Hod continues to lean against the case, "It will be a very short lived salseman that disturbs my father. His comedic appreciation is far more anemic then your pops'." he points out. "What would now be considered October the thirteenth, 1616, my wife." he recites as if it were burned into his mind, "1872, Cora Pearl, though I always called her Emma. Courtesan of sorts. Was big with Napoleon's brother for a time." so doing the math it's been about 150 years since Hod got laid. Give or take.
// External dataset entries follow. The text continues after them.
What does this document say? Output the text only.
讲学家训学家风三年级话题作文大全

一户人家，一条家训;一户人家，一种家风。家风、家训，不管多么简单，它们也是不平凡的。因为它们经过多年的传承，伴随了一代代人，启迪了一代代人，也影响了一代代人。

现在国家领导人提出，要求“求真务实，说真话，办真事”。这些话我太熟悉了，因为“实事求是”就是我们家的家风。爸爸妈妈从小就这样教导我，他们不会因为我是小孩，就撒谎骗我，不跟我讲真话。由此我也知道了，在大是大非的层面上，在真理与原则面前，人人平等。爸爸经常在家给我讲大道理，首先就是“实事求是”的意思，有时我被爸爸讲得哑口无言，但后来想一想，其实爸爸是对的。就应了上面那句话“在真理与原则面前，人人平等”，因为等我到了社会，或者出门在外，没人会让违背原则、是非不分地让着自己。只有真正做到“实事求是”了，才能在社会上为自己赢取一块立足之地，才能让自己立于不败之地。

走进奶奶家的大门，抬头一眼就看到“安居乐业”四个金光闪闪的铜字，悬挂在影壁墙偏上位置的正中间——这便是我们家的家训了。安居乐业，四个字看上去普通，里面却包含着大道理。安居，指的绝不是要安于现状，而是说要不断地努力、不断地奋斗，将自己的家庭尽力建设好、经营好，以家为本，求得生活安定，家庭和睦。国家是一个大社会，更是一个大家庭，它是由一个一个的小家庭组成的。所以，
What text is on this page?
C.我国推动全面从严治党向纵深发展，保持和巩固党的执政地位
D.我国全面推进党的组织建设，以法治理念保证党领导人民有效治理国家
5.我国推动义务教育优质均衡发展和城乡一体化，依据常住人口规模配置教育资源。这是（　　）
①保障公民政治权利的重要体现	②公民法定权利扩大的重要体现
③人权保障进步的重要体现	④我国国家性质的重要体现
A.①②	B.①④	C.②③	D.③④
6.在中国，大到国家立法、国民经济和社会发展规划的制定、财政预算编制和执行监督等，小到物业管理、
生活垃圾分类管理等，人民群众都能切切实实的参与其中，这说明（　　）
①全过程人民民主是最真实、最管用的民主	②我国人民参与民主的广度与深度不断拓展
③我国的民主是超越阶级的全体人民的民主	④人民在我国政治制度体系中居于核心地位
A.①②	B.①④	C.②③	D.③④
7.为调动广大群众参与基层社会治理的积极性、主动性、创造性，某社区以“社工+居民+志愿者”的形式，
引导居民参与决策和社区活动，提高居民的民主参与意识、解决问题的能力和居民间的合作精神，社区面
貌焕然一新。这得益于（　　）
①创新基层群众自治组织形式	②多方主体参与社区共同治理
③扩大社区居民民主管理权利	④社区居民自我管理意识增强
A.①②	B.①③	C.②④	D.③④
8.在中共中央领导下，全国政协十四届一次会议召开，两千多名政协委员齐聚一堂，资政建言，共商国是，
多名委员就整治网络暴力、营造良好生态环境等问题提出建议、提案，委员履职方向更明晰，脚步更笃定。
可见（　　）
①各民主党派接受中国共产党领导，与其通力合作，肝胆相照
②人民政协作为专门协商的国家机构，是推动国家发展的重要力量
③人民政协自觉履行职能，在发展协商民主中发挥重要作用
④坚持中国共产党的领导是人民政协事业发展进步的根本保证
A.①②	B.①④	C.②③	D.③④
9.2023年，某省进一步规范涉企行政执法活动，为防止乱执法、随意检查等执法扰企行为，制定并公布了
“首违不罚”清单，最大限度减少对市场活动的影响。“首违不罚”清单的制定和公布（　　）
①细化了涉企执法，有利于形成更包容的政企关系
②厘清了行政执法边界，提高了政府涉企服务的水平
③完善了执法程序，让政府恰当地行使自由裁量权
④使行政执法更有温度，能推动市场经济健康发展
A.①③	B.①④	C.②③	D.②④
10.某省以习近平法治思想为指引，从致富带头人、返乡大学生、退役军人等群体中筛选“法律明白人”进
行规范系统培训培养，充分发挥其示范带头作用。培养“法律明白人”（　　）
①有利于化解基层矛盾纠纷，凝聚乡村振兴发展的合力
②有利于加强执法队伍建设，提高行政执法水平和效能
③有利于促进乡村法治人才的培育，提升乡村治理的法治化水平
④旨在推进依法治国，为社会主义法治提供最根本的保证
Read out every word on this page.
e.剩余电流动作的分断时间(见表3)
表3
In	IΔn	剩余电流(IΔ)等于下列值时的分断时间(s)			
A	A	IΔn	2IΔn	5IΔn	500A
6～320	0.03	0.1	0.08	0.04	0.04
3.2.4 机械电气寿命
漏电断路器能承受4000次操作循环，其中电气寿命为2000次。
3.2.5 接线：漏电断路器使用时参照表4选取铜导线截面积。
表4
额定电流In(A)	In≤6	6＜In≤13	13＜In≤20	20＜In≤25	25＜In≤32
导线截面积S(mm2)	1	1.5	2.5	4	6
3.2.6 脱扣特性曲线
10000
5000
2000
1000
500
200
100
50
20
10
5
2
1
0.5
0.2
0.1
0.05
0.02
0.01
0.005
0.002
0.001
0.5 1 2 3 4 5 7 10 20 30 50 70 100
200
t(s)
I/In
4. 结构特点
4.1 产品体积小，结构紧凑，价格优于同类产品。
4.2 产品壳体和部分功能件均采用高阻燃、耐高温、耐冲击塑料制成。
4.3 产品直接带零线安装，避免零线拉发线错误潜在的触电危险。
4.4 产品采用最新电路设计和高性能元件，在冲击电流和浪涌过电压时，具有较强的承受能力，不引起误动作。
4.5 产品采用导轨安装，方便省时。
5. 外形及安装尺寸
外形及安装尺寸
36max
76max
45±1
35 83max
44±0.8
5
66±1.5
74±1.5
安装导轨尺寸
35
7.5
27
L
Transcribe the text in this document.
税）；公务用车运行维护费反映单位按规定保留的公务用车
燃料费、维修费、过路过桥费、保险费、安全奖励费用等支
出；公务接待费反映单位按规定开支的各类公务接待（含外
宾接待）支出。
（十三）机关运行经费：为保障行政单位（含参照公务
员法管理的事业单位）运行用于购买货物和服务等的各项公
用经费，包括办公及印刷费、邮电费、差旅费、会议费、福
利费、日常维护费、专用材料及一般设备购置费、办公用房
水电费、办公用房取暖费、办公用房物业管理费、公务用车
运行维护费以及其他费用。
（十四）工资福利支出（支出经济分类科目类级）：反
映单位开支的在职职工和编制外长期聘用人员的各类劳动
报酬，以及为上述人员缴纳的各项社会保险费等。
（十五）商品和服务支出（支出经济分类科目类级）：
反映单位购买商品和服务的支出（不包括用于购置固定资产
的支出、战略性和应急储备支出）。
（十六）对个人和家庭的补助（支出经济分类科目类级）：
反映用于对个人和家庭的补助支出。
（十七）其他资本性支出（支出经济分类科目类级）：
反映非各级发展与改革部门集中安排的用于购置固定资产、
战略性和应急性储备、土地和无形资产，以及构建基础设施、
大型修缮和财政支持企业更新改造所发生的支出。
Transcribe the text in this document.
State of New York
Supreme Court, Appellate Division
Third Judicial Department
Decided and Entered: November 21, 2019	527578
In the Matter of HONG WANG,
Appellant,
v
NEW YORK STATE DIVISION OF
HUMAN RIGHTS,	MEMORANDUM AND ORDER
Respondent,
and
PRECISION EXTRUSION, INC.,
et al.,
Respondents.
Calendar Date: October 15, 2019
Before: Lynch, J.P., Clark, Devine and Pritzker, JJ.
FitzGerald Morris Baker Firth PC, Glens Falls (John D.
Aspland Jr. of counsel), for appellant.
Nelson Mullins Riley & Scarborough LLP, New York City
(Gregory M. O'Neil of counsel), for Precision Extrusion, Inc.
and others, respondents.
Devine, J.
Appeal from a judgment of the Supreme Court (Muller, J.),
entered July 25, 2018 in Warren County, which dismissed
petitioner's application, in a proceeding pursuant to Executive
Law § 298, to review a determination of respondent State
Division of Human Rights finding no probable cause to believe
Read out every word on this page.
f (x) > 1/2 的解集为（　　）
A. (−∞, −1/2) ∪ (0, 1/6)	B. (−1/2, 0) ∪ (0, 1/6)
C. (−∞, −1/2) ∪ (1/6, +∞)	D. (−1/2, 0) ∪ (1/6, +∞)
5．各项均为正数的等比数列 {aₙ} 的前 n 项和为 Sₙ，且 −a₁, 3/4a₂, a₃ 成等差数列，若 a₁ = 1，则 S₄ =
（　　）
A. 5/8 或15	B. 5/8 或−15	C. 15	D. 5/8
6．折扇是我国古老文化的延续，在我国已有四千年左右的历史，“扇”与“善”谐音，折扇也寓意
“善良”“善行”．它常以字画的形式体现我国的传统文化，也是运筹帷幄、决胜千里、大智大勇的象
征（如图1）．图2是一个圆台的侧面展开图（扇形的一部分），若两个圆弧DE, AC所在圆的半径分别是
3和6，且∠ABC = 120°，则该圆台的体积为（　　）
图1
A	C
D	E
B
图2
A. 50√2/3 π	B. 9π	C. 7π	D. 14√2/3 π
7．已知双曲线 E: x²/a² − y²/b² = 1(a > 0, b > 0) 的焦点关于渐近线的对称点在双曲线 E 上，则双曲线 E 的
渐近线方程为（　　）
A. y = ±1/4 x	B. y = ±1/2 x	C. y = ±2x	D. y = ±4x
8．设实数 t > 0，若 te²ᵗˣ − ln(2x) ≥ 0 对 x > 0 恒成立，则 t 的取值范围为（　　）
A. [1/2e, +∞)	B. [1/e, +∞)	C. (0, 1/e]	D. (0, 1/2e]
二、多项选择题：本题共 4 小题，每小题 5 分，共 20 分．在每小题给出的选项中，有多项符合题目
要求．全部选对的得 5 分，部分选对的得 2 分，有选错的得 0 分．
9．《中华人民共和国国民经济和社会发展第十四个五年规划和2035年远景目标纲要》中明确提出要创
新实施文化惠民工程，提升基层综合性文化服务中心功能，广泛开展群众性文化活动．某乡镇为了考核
Hercules stares, then shakes his head. "Yeah. You need a woman. Badly. Several, in fact." He levers himself upright, swaying. "I don't we need to try and find some tonight though. I seem to be a little drunk." He mock-glares at the bottle. "Dionysus, you little shit, you've outwitted me again." Looking back at Hod, he rubs his face. "We can fix it tomorrow. Go to IHOP first." He hiccups again. "Rooty tooty fresh and fruity breakfast."
Hod shakes his head, "I don't do well with women." he says simply, "Cold." he reaches up and touches his own face with a palm, "Don't feel it, but they do." then he pushes himself up to his feet, sways a bit, but leans on his cane which seems to appear from the shadows almost by magic. "I don't know what those words mean." he says honestly, "But if they have waffles and sausages, I'm in."